Wenn alles zu viel wird, denken pflegende Angehörige oftmals sofort: „Ich habe versagt“. Sie glauben, dass diese Überforderung den praktischen Aufgaben wie der Organisation der häuslichen Pflege und dem damit verbunden Zeitaufwand geschuldet ist. Doch oft sind es eher die seelischen Belastungen, die zu einer Überforderung führen.

Schon bei der Entscheidung, die Pflege zu übernehmen, werden pflegende Angehörige von Moralvorstellungen und Erwartungen der Familie, Nachbarn und der Gesellschaft geprägt. Durch ihr Verantwortungsgefühl füreinander und die Erwartungen von außen kommt es oft dazu, dass Angehörige die Pflege übernehmen, obwohl sie es nicht wirklich wollen. Sie verdrängen ihre Bedenken, was wiederum dazu führen kann, dass sie einfach in die Pflegesituation hineingleiten. Auf einmal ist alles anders. Viele Aufgaben, die der Erkrankte vorher erledigt hat, muss nun der Pflegende übernehmen. Es kommt zum Rollentausch und zur Übernahme weiterer Rollen.

Veränderungen in der Ehe

Wenn die Ehefrau ihren Mann pflegt, sieht es häufig so aus: Bisher hatte der Ehemann ein bestimmtes Aufgabengebiet (z. B. Gartenarbeit, Reparaturen, Entsorgung), nun muss die Ehefrau sich um alles kümmern und darüber hinaus ihren Ehemann versorgen und ihm Grenzen setzen. Sie muss alle Entscheidungen treffen und sich in viele Angelegenheiten neu einarbeiten, wie z. B. Bankgeschäfte, und handwerkliche Tätigkeiten im Haus erledigen. Hinzu kommt die Angst, Fehler zu machen oder den Alltag nicht mehr bewältigen zu können.

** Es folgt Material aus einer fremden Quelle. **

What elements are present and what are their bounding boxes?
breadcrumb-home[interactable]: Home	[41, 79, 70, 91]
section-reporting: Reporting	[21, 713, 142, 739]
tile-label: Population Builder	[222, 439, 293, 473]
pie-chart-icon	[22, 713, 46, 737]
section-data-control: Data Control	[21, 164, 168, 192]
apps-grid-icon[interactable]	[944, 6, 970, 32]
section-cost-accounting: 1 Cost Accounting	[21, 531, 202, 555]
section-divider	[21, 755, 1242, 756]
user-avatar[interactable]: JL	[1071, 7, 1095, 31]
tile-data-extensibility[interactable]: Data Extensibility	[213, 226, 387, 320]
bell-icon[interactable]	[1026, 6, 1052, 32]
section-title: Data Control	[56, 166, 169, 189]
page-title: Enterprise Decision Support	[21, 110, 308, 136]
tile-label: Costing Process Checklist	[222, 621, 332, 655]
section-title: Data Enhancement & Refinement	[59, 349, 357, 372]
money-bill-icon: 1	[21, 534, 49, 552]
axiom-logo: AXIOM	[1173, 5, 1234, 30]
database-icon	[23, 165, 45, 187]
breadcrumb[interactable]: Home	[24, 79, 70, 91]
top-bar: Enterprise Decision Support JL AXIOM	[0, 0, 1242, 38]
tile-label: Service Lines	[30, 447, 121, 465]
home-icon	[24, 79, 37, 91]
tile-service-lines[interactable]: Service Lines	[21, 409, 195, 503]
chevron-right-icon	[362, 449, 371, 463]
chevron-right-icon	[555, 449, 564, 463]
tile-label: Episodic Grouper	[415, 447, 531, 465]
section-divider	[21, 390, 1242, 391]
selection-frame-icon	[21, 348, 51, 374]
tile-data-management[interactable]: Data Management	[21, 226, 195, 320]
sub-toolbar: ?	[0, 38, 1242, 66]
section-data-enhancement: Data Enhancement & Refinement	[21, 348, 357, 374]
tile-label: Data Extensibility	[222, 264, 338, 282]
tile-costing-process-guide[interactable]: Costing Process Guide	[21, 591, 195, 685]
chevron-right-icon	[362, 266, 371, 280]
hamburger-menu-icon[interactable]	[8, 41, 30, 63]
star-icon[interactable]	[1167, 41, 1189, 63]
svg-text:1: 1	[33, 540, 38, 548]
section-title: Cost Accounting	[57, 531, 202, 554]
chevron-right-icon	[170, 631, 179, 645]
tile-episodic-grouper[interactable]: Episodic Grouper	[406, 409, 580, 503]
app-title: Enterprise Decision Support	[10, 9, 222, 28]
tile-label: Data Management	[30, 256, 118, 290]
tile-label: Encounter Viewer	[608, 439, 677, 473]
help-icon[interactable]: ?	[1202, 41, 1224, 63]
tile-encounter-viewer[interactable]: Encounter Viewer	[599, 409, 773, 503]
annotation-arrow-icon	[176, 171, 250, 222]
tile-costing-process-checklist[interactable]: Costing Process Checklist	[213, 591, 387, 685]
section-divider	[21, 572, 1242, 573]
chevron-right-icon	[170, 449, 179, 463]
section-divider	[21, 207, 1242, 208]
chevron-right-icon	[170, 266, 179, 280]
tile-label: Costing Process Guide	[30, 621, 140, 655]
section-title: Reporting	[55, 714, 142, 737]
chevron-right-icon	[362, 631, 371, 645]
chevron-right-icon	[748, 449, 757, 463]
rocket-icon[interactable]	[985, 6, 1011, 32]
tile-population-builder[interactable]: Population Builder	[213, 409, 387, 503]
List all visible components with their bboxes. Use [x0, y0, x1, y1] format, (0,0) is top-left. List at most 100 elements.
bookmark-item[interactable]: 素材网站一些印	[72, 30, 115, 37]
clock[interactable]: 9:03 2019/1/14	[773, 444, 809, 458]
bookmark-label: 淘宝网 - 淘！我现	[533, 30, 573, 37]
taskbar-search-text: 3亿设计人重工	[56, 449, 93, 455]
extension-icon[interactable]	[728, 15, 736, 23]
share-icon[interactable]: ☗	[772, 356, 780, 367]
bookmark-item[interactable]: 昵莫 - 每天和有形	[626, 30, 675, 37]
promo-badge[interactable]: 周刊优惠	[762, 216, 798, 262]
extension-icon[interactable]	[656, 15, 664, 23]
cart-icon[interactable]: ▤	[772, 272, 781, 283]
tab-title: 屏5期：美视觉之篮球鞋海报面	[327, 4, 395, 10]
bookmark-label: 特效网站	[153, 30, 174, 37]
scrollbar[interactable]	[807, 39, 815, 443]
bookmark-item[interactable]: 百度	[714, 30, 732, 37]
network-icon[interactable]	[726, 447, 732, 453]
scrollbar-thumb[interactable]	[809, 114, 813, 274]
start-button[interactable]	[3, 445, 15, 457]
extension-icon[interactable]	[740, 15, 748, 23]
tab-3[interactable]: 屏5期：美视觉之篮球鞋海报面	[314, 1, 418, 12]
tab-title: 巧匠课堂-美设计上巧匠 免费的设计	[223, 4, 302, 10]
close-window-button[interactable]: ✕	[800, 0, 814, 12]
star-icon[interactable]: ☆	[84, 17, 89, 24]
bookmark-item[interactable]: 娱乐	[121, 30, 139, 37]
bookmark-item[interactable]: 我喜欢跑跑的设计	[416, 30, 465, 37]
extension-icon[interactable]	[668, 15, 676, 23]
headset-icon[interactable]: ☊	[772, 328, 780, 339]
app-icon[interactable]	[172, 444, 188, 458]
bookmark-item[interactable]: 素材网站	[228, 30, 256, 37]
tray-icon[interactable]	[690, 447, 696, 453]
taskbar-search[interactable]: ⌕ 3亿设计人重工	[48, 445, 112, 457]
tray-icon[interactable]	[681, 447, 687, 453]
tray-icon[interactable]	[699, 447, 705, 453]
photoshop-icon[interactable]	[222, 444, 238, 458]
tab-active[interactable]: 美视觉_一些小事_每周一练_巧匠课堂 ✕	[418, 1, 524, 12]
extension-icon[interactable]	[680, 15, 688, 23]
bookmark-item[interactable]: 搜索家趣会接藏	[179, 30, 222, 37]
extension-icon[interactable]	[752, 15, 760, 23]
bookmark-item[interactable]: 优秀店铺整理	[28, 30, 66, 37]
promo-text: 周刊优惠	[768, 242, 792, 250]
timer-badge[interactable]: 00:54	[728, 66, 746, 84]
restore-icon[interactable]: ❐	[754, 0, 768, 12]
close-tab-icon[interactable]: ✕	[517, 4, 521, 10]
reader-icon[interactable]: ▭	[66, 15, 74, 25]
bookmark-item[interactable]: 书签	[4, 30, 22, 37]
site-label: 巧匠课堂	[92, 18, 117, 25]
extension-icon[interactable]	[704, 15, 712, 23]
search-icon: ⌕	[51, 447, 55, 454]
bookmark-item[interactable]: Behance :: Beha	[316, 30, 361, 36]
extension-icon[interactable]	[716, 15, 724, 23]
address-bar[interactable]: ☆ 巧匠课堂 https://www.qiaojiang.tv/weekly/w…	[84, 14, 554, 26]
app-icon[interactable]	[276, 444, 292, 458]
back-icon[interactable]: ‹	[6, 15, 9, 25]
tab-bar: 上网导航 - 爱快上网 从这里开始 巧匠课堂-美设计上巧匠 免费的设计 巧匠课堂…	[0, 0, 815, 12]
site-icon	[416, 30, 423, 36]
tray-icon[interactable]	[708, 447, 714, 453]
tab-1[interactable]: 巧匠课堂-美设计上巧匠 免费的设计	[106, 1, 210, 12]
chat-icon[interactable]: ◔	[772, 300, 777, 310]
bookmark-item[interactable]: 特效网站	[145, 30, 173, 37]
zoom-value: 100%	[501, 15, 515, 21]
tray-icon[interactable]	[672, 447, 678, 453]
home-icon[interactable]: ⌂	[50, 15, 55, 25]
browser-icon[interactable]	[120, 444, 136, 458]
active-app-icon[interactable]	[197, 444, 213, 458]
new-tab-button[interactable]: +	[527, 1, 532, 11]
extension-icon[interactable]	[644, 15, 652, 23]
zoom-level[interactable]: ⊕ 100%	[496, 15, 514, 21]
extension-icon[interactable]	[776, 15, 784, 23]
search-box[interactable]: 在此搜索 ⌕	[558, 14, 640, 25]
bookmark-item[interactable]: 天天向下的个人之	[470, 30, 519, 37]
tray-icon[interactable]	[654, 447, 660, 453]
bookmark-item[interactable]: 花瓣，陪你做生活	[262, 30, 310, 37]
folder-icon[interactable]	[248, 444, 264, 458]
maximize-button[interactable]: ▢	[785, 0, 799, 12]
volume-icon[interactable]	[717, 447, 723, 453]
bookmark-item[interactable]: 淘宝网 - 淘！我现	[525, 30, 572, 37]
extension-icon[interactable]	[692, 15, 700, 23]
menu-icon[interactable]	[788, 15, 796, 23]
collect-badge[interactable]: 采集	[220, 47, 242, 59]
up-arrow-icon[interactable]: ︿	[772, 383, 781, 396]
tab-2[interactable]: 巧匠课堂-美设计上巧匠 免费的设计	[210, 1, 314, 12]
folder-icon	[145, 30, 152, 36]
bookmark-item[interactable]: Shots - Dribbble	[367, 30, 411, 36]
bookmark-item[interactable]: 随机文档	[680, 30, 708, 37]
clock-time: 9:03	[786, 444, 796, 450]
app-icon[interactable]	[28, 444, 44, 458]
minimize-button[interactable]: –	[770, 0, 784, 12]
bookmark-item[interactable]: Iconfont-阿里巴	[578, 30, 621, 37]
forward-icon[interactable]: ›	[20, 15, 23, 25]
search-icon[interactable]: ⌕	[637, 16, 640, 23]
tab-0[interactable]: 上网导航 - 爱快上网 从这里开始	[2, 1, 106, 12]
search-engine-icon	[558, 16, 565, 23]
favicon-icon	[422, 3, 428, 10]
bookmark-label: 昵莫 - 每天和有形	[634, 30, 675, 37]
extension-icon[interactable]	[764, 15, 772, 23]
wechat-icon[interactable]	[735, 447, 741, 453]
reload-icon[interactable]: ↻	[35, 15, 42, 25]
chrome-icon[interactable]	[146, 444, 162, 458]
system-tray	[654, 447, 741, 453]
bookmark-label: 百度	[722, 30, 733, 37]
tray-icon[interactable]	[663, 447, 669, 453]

Das Verhältnis von Kindern und Eltern

Bei Kindern von Pflegebedürftigen ist der Rollentausch ebenso schwierig: Sie sind es gewohnt, dass die Eltern immer für sie da waren und ihnen mit Rat und Tat zur Seite standen, sie beschützt und gestärkt haben. Jetzt ist es umgekehrt, nun tragen die Kinder die Verantwortung. Viele haben Angst, Fehlentscheidungen zu treffen und die Pflege und Betreuung nicht gut genug auszuführen.

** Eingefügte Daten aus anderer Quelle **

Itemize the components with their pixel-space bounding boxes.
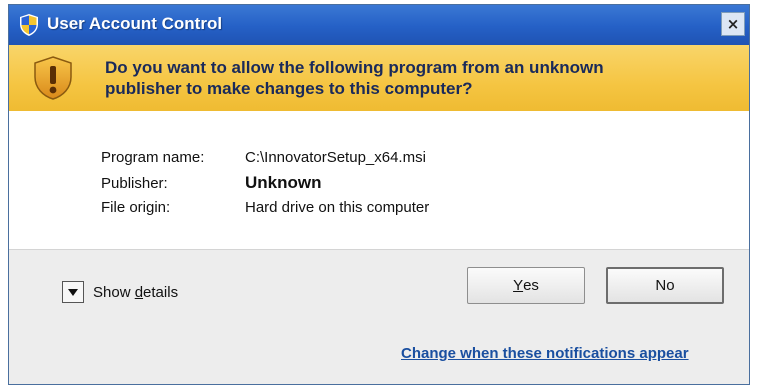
publisher-value: Unknown [245, 173, 322, 192]
warning-shield-icon [34, 56, 72, 100]
banner-line-2: publisher to make changes to this comput… [105, 79, 473, 98]
close-button[interactable]: × [721, 12, 745, 36]
program-name-label: Program name: [101, 149, 205, 166]
file-origin-label: File origin: [101, 199, 171, 216]
show-details-rest: etails [143, 284, 179, 301]
change-notifications-link[interactable]: Change when these notifications appear [401, 345, 689, 362]
no-label: No [655, 277, 675, 294]
program-details: Program name: C:\InnovatorSetup_x64.msi … [9, 111, 749, 249]
program-name-row: Program name: C:\InnovatorSetup_x64.msi [101, 149, 426, 173]
yes-rest: es [523, 277, 539, 294]
publisher-row: Publisher: Unknown [101, 173, 322, 197]
file-origin-row: File origin: Hard drive on this computer [101, 199, 429, 223]
show-details-prefix: Show [93, 284, 135, 301]
banner-question: Do you want to allow the following progr… [105, 57, 705, 99]
uac-shield-icon [20, 14, 38, 36]
no-button[interactable]: No [606, 267, 724, 304]
show-details-label[interactable]: Show details [93, 284, 178, 301]
program-name-value: C:\InnovatorSetup_x64.msi [245, 149, 426, 166]
yes-button[interactable]: Yes [467, 267, 585, 304]
show-details-accel: d [134, 284, 144, 301]
publisher-label: Publisher: [101, 175, 168, 192]
yes-accel: Y [513, 277, 524, 294]
title-bar: User Account Control × [9, 5, 749, 45]
file-origin-value: Hard drive on this computer [245, 199, 430, 216]
uac-dialog: User Account Control × Do you want to al… [8, 4, 750, 385]
chevron-down-icon [68, 288, 78, 296]
show-details-toggle[interactable] [62, 281, 84, 303]
banner-line-1: Do you want to allow the following progr… [105, 58, 604, 77]
close-icon: × [726, 15, 740, 33]
warning-banner: Do you want to allow the following progr… [9, 45, 749, 111]
window-title: User Account Control [47, 14, 223, 33]
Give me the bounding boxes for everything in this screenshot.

Von der Belastung zur Überforderung

Je länger die Pflegesituation anhält, desto zeitintensiver und schwieriger wird sie. Das hat auch mit dem Krankheitsverlauf zu tun, z. B. demenzkranke Menschen bauen in allen Bereichen immer mehr ab und die pflegenden Angehörigen sind gezwungen, es mit anzusehen, während der Krankheitsverlauf nicht aufzuhalten ist. Dies mitzuerleben schmerzt und verursacht Angstgefühle bei den Pflegenden. Je mehr der erkrankte Mensch abbaut, desto mehr Arbeit und Zeit müssen die Pflegenden investieren. Dabei haben pflegende Angehörige auch ihr eigenes Leben mit vielen Aufgaben und Pflichten, die sie weiterhin erfüllen müssen. So wird aus der Belastung schnell eine seelische Überforderung.